Figure 1. The CA - Cable path modelling for irradiation dialog.

Parameters:

Remove all existing cable paths

If checked, all previously defined cable paths are removed. All the other input parameters are ignored.

New cable path

Defines a new cable path, all previously defined cable paths are replaced.

Add to existing cable paths

An additional cable path is defined (for example, the previously added ones will be kept).

Location

The location of the cable path section can be specified as two points or imported from a NASTRAN file.

Define points

The Start point and the End point of the cable path section are defined by point names. These points must have been defined previously with a DP card (or by an external import).

Import from NASTRAN file

The name of the NASTRAN file and the property ID of the segments that have to be imported are required to import the cable path section.

Cable type

This specifies the type of cable. There are two possibilities: User defined cable or a predefined cable from the internal Feko cable database:

If User defined cable is selected

The user has to enter all the cable properties in the Cable properties section which will then be enabled. The units of the individual parameters are included in the description.

Note: That the Outer radius of cable shield will be scaled by any active SF card.

Also keep in mind that most of these parameters may depend on the frequency and thus one might use variables or expressions.

If a predefined cable type is selected

The section containing the cable properties will be disabled, and all required parameters will be retrieved automatically from an internal Feko cable database. There are several commonly found shielded cable types (up to now all coaxial cables) included.

Port termination

This section is used to define the ports (for example, the two ends of the cable path section defined by this CA card). For each port the user can decide if it is terminated by an (internal and external) impedance or if this end of the cable path section shall be connected to another cable path section.

The termination impedance value fields are only enabled if the corresponding port is terminated. The internal impedance terminates the inner conductor against the cable shield and the outer impedance terminates the cable shield against the ground plane.

Note: That a complete cable path has to be terminated on both ends. (Detailed information is given below.)

Sampling point density

The cable path section will be subdivided into small segments for the computation of the induced currents and voltages. The electric and magnetic field strengths will be evaluated at each segment’s centroid, so this setting influences the accuracy of the computed result, but also the computation time. The setting Automatic determination will choose the segment length automatically (which should be adequate for most cases). If the maximum separation distance is specified, then this value will override the automatic mechanism. Note that this manual value will be scaled by any active SF card.

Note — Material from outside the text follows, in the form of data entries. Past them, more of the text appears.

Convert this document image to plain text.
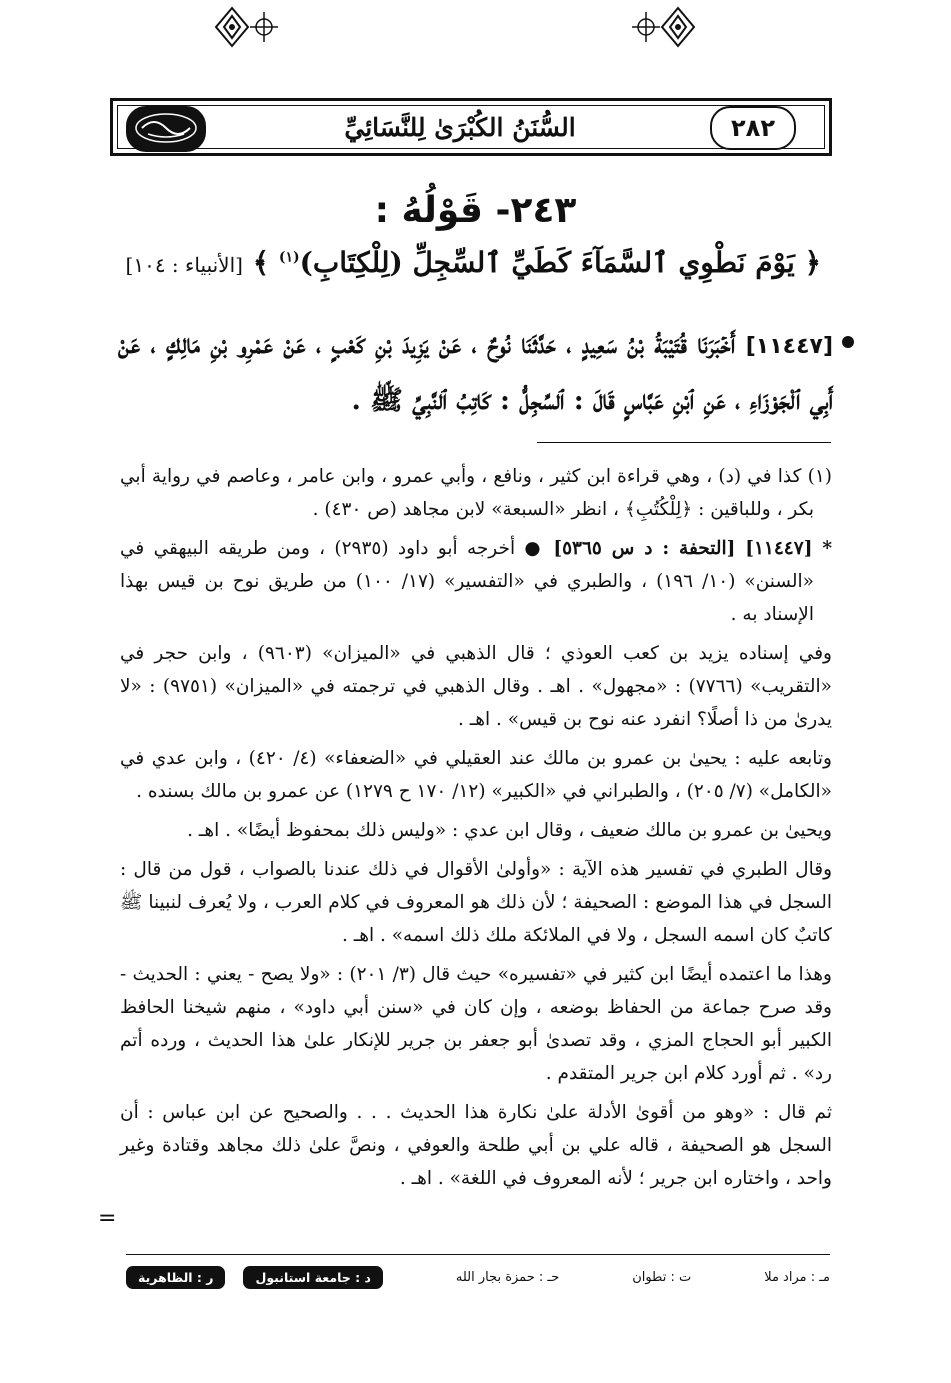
٢٨٢
السُّنَنُ الكُبْرَىٰ لِلنَّسَائِيِّ
٢٤٣- قَوْلُهُ :
﴿ يَوْمَ نَطْوِي ٱلسَّمَآءَ كَطَيِّ ٱلسِّجِلِّ (لِلْكِتَابِ)$^{(١)}$ ﴾ [الأنبياء : ١٠٤]
[١١٤٤٧] أَخۡبَرَنَا قُتَيْبَةُ بْنُ سَعِيدٍ ، حَدَّثَنَا نُوحٌ ، عَنْ يَزِيدَ بْنِ كَعْبٍ ، عَنْ عَمْرِو بْنِ مَالِكٍ ، عَنْ أَبِي ٱلْجَوْزَاءِ ، عَنِ ٱبْنِ عَبَّاسٍ قَالَ : ٱلسِّجِلُّ : كَاتِبُ ٱلنَّبِيِّ ﷺ .

(١) كذا في (د) ، وهي قراءة ابن كثير ، ونافع ، وأبي عمرو ، وابن عامر ، وعاصم في رواية أبي بكر ، وللباقين : ﴿لِلْكُتُبِ﴾ ، انظر «السبعة» لابن مجاهد (ص ٤٣٠) .

* [١١٤٤٧] [التحفة : د س ٥٣٦٥] ● أخرجه أبو داود (٢٩٣٥) ، ومن طريقه البيهقي في «السنن» (١٠/ ١٩٦) ، والطبري في «التفسير» (١٧/ ١٠٠) من طريق نوح بن قيس بهذا الإسناد به .

وفي إسناده يزيد بن كعب العوذي ؛ قال الذهبي في «الميزان» (٩٦٠٣) ، وابن حجر في «التقريب» (٧٧٦٦) : «مجهول» . اهـ . وقال الذهبي في ترجمته في «الميزان» (٩٧٥١) : «لا يدرىٰ من ذا أصلًا؟ انفرد عنه نوح بن قيس» . اهـ .

وتابعه عليه : يحيىٰ بن عمرو بن مالك عند العقيلي في «الضعفاء» (٤/ ٤٢٠) ، وابن عدي في «الكامل» (٧/ ٢٠٥) ، والطبراني في «الكبير» (١٢/ ١٧٠ ح ١٢٧٩) عن عمرو بن مالك بسنده .

ويحيىٰ بن عمرو بن مالك ضعيف ، وقال ابن عدي : «وليس ذلك بمحفوظ أيضًا» . اهـ .

وقال الطبري في تفسير هذه الآية : «وأولىٰ الأقوال في ذلك عندنا بالصواب ، قول من قال : السجل في هذا الموضع : الصحيفة ؛ لأن ذلك هو المعروف في كلام العرب ، ولا يُعرف لنبينا ﷺ كاتبٌ كان اسمه السجل ، ولا في الملائكة ملك ذلك اسمه» . اهـ .

وهذا ما اعتمده أيضًا ابن كثير في «تفسيره» حيث قال (٣/ ٢٠١) : «ولا يصح - يعني : الحديث - وقد صرح جماعة من الحفاظ بوضعه ، وإن كان في «سنن أبي داود» ، منهم شيخنا الحافظ الكبير أبو الحجاج المزي ، وقد تصدىٰ أبو جعفر بن جرير للإنكار علىٰ هذا الحديث ، ورده أتم رد» . ثم أورد كلام ابن جرير المتقدم .

ثم قال : «وهو من أقوىٰ الأدلة علىٰ نكارة هذا الحديث . . . والصحيح عن ابن عباس : أن السجل هو الصحيفة ، قاله علي بن أبي طلحة والعوفي ، ونصَّ علىٰ ذلك مجاهد وقتادة وغير واحد ، واختاره ابن جرير ؛ لأنه المعروف في اللغة» . اهـ .

=
مـ : مراد ملا
ت : تطوان
حـ : حمزة بجار الله
د : جامعة استانبول
ر : الظاهرية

Transmission line theory (TLT) is used in conjunction with the field calculation using the method of moments (MoM) to compute the voltage coupled-in at the termination impedances of a cable close to a conducting (metallic) ground. The cable itself is not taken into account when computing the external field distribution and it does not affect the field distribution at all, for example from a field-viewpoint of the scenario, the cable is not present at all. This is also the reason for the reduced number of unknowns in comparison to a full MoM solution: the cable itself is not modelled in the geometry and therefore not meshed into (wire) segments and it is therefore not necessary to introduce a very fine mesh on the ground plane underneath the cable. A further advantage of the transmission line approach is that multiple cable scenarios can be investigated in the same model (for example, different cable positions) without repetition of a time-consuming solution of the whole model (for example, MoM or MLFMM). Analysing another cable is similar to computing the near field at another point.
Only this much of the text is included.